TC Energy spokesman Terry Cunha said the company is not giving up on Keystone, but it will have to delay large portions of the 1,200-mile oil sands pipeline. The company started construction two weeks ago on a 329-mile section of the line in Alberta. That work will continue while the company wages its court fight in the U.S., Cunha said.
The Indigenous Environmental Network, Rosebud Sioux Tribe and Assiniboine and Sioux Tribes of the Fort Peck Indian Reservation also are leading pending challenges to Keystone XL in the same court.
“The Trump administration keeps trying to fast-track and rubber-stamp the boondoggle Keystone XL pipeline project, but they keep losing ‘bigly’ every time we take them to court,” said Jane Kleeb, Bold Alliance founder. “We will never back down after 10 years of standing together to protect farmers’ and ranchers’ livelihoods and our clean water, beloved endangered species like the whooping crane in Nebraska, and a livable climate for our grandchildren.”

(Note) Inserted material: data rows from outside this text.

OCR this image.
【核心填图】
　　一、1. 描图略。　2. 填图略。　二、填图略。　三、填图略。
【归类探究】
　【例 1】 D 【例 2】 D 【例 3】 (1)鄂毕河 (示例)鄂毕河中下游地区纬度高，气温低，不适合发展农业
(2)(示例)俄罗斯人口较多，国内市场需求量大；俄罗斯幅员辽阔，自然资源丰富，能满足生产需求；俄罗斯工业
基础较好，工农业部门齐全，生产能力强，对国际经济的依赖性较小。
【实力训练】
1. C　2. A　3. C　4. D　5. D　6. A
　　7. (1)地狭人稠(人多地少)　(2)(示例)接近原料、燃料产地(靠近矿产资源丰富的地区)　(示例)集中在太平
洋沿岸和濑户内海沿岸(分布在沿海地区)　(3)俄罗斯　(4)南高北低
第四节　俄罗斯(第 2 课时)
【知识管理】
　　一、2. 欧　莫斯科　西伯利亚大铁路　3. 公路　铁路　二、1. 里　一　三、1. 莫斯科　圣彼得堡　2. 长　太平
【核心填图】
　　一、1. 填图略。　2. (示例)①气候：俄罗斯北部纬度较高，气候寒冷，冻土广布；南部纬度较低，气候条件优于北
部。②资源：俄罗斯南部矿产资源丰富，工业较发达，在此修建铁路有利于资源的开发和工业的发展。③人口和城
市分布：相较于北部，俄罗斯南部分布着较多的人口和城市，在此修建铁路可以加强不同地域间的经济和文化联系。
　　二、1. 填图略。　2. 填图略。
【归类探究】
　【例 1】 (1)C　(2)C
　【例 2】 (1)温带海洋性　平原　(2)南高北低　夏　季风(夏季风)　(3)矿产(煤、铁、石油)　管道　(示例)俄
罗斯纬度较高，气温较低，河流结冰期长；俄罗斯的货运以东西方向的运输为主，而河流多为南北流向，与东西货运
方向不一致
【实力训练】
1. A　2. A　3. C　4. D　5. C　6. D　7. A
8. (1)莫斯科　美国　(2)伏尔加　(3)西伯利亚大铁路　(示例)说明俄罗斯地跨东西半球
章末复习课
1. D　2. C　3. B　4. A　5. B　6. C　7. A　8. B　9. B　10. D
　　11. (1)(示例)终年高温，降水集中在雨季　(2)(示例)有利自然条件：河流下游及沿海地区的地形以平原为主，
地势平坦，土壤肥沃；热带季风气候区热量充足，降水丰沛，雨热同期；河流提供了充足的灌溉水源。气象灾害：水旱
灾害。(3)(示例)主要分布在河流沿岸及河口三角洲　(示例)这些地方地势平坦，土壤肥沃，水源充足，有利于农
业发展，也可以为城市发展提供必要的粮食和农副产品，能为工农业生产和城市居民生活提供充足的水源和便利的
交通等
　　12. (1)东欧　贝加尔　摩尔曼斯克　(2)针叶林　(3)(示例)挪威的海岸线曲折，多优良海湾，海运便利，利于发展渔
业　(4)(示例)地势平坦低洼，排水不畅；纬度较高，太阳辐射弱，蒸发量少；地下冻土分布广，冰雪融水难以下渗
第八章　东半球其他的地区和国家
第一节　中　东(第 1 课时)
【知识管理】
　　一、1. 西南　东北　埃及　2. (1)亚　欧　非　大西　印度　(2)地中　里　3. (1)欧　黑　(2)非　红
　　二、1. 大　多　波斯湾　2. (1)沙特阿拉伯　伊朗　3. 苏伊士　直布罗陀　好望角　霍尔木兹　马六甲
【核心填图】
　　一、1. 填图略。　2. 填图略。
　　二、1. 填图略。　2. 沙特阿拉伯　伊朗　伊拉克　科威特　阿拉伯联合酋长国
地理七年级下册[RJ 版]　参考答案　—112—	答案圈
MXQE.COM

Jared Margolis, senior attorney at the Center for Biological Diversity, said the Keystone XL project was never in the public interest, yet the current administration continues to flaunt key environmental laws in its effort “to promote the dirty and dangerous pipeline.”
“The project would be devastating for the people and wildlife in its path, and regulators have repeatedly failed to fully address its environmental risks, including from oil spills. We will continue to fight this blatant attempt to disregard Keystone XL’s true impacts,” Margolis said.
“Construction of the polluting Keystone XL pipeline would be devastating for the tribes, farmers and communities along its route,” said Marcie Keever, legal director of Friends of the Earth.